■Datant de fin janvier, l’article d’Éric Simon que nous publions tardivement ici nous a été transmis par les amis du site Fondation Besnard. Ce texte nous semble relever d’une contribution méritoire au débat fracassant que la guerre d’invasion russe contre l’Ukraine suscite à l’intérieur du camp dit internationaliste. Méritoire parce qu’il tente d’en définir globalement les contours en les confrontant aux enjeux qui, selon l’auteur, justifieraient d’en finir avec les divisions « de l’après-guerre dite “froide” – qui ne fut froide que dans le Nord et souvent très chaude au Sud […], divisions (qui) sont devenues de véritables fossés où le camarade d’hier est devenu, sur le plan géopolitique, au mieux un naïf manipulé et/ou l’agent, le complice d’un des camps de l’impérialisme, au pire, un ennemi ». Bien sûr, l’analyse que nous propose Éric Simon pêche parfois par esprit de réduction, notamment quand il cantonne son champ d’analyse à « trois grandes tendances de l’anti-impérialisme » : les « campistes », les « crypto-campistes » et les « grassroots » (ou « internationalistes de base »).

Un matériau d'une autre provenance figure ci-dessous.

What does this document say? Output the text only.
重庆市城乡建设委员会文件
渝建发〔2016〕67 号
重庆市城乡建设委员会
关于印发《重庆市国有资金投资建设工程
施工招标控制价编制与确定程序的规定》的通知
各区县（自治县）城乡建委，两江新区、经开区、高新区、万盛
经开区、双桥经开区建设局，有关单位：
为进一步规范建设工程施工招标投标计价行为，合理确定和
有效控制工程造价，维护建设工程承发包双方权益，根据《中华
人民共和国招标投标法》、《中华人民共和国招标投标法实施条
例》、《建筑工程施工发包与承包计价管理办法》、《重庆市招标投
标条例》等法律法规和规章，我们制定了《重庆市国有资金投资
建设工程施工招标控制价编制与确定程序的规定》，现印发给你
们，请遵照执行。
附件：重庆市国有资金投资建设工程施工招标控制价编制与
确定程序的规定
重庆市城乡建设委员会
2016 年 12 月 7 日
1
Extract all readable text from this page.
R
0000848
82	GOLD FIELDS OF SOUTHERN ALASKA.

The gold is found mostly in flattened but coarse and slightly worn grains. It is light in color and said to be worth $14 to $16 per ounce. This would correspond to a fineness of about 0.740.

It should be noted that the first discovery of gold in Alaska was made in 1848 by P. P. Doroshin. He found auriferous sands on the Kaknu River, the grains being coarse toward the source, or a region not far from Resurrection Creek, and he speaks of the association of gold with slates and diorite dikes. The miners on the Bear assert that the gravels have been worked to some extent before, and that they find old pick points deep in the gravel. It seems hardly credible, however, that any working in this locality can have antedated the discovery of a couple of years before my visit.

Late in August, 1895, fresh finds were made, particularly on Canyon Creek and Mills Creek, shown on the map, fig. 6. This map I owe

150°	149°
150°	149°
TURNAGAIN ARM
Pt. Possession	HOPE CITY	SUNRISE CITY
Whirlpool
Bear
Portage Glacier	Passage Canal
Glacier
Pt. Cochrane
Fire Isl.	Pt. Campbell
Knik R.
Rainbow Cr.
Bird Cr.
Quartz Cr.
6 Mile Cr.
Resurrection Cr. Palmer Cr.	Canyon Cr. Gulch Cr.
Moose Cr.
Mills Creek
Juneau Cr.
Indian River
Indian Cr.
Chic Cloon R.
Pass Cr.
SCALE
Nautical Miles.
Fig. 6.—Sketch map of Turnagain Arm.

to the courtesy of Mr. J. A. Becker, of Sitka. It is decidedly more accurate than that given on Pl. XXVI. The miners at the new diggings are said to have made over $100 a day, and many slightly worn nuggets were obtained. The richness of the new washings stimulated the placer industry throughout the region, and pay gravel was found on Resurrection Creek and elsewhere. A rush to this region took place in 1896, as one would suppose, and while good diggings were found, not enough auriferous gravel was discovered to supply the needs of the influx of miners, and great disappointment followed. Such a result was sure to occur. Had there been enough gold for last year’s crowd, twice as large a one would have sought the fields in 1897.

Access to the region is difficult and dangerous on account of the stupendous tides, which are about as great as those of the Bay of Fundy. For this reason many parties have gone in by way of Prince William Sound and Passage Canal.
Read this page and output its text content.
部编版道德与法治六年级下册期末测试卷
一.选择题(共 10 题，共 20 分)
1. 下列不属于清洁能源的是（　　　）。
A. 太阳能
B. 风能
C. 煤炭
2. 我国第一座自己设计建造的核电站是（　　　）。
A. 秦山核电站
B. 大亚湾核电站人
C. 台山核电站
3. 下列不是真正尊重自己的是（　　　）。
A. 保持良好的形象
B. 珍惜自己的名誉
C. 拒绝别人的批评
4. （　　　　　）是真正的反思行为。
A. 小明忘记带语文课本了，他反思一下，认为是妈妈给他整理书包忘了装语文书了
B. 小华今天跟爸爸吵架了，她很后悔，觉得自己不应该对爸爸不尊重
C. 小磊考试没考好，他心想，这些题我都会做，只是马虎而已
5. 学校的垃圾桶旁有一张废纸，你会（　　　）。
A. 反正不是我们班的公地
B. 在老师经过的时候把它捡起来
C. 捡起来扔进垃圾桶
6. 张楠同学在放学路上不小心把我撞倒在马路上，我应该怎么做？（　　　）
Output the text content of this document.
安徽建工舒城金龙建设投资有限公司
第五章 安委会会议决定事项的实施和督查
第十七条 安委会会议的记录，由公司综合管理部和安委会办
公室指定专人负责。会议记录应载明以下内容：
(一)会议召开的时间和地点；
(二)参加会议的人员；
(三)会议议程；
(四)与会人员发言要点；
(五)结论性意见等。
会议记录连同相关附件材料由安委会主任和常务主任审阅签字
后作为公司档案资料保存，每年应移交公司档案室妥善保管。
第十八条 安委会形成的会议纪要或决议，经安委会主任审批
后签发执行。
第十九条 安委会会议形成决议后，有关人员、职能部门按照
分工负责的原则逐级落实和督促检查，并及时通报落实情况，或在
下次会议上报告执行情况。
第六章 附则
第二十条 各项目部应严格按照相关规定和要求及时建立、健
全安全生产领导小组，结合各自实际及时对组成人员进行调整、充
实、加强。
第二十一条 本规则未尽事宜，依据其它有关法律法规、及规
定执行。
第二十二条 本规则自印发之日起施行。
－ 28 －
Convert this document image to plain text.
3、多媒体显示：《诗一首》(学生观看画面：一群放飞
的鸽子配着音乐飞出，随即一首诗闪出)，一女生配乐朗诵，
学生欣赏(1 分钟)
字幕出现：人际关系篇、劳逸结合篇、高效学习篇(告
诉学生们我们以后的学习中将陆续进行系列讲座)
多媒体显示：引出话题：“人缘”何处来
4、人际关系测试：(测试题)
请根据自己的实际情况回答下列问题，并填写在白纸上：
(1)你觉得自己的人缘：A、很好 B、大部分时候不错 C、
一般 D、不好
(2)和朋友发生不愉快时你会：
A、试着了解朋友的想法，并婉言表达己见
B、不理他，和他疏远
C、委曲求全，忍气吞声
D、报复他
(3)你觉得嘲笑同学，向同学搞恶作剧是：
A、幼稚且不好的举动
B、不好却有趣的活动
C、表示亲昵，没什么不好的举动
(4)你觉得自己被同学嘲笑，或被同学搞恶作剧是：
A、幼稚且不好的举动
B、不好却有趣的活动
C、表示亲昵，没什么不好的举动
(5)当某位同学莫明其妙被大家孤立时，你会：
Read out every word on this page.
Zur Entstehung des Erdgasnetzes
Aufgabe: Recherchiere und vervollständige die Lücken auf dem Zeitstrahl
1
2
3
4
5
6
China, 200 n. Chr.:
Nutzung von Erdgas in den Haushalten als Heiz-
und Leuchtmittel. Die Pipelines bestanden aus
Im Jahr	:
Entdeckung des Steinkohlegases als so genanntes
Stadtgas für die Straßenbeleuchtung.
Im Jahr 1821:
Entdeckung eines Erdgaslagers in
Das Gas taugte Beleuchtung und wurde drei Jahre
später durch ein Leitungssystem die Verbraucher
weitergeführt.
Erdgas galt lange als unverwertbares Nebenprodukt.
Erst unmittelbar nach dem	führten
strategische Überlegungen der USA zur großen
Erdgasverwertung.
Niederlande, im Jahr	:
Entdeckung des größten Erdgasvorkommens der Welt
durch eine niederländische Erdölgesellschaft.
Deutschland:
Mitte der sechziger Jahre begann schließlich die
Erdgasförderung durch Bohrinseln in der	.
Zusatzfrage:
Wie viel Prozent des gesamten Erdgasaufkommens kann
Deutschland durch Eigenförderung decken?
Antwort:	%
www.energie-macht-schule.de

Mais, malgré ses limites, la contextualisation qu’il nous propose de ce conflit offre quelques bases saines de discussion.
À vrai dire, nous sommes de ceux – très minoritaires – qui pensons que, comme nous l’avons déjà écrit, « lorsque des blocs impériaux ou ex-impériaux s’activent – dans l’ombre ou la lumière – au redécoupage d’un monde globalement capitaliste dans la seule perspective de restaurer ou d’étendre leur puissance et leurs nuisances, lorsque cette folie porteuse redéfinit dans chacun des camps les figures du Bien et du Mal, lorsque rien de ce que nous renvoient les images d’une sale guerre qui en cache d’autres n’est saisissable sans tenir compte des diverses logiques antagonistes, lorsqu’il faut choisir son camp et que celui-ci – nous dit-on ici – ne saurait être que celui de la Démocratie du Marché et du Droit, il y de quoi être effaré au sens premier du terme par l’ampleur de la défaite de la pensée que révèlent bien des commentaires cadencés sur la guerre russo-ukrainienne ».
Et dès lors, rien n’importe davantage à nos yeux que de se solidariser, certes, avec l’agressé – ici, le peuple ukrainien –, mais sans oublier, d’une part, le peuple russe, qui n’est pour rien dans cette affaire, et en rappelant, à toutes fins utiles, qu’aucun ralliement, même ponctuel, à un grand récit national-patriotique supposément libérateur ne saurait ouvrir la voie à l’émancipation sociale, la seule qui finalement, des deux côtés de la tranchée, devrait intéresser.